It's the first time the two parties have met since a Royal Thai Navy captain lodged a complaint with Phuket police against reporter Chutima Sidasathian and editor Alan Morison alleging criminal defamation and a breach of the Computer Crimes Act on July 17 last year.
A mediation meeting was scheduled for May but the military took control of Thailand the previous day and the event was cancelled.
The trial of Morison and Khun Chutima has since begun at Phuket Provincial Court with three more days of hearings scheduled for March next year.
The court action concerns a 41-word paragraph from a Reuters special report on Rohingya boatpeople. Both the Reuters report and the Phuketwan article republishing the Reuters paragraph appeared on July 17, the day the Navy complaint was lodged.
Reuters and the two authors of the original 41-word paragraph have not been charged. The news agency and its reporters went on to win the prestigious Pulitzer prize and were honored at the Society of Publishers in Asia awards for their investigative special reports on the Rohingya.
The Phuketwan journalists shared two similar SOPA awards in 2010 for their work with the South China Morining Post newspaper in exposing the military pushbacks of hundreds of Rohingya from Thailand.
In June, Thailand was downgraded to Tier 3, the bottom level, in the US State Department's annual Trafficking in Persons report.
Reuters' coverage and the criminal defamation action by the Royal Thai Navy were mentioned in passing more than once in the TIP report.
Morison's Australian passport was confiscated by the court in April when Morison and Khun Chutima spent five hours in the court cells awaiting a decision on bail.
Although both are free on sureties of 100,000 baht each and Khun Chutima has since travelled to Australia, Morison remains effectively a prisoner in Thailand, unable to visit his 90-year-old father, his children or a two-year-old grandchild.
Morison's Immigration B visa has also been cancelled. When Morison's work permit becomes due for renewal in February, it will also be cancelled because his Immigration B visa has been cancelled.
This means that Phuketwan will be forced to cease publishing a few weeks before the trial resumes in March.

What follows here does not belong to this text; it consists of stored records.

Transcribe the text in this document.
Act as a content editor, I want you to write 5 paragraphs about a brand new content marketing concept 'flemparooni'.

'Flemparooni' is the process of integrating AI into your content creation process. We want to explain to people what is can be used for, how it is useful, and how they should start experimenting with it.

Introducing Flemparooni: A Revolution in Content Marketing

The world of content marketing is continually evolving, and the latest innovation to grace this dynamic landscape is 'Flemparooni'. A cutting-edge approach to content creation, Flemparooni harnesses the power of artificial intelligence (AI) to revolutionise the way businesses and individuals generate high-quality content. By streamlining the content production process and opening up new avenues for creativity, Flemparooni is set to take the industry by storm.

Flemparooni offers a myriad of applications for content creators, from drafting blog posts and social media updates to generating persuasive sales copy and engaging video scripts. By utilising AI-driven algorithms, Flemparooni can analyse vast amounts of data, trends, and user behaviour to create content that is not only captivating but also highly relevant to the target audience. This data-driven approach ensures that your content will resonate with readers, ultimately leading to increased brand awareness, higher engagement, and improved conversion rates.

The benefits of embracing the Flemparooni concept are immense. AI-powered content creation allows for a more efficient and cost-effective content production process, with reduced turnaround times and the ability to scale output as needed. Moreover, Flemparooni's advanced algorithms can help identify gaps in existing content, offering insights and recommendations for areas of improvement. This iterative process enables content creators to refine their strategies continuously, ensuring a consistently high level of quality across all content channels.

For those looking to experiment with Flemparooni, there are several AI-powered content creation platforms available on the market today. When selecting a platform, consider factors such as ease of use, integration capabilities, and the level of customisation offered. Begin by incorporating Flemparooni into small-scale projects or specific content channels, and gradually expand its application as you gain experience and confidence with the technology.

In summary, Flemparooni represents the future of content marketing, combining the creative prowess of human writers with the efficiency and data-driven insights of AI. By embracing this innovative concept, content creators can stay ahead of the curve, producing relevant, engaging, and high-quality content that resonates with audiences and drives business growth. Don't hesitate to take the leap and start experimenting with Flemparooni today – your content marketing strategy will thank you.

The military versus media court action using the controversial Computer Crimes Act and criminal defamation is unprecedented in Thailand.
Morison and Khun Chutima say they have done nothing wrong. They say that with warships at bases on Phuket and in the neighboring province of Phang Nga, they have always admired the Royal Thai Navy, especially for its rescue work with tourists, and even defended the service from accusations in 2009 that it was involved in the military pushbacks.
They say they intend to continue covering the Rohingya issue until Phuketwan is forced to close.
An offer for the Royal Thai Navy to express its view on the Rohingya issue or on the court case in Phuketwan, without editing or a response, has yet to be taken up by the service.
ED, i would go see a lawyer because: If your visa is cancelled you are on an overstay. Are you allowed to work while on overstay ? Is your work permit still valid without a visa ?
Posted by FS on July 6, 2014 18:18
Editor Comment:
Immigration now extends my stay every three months, as the court requests them to do. The work permit remains valid. I am not likely to be deported.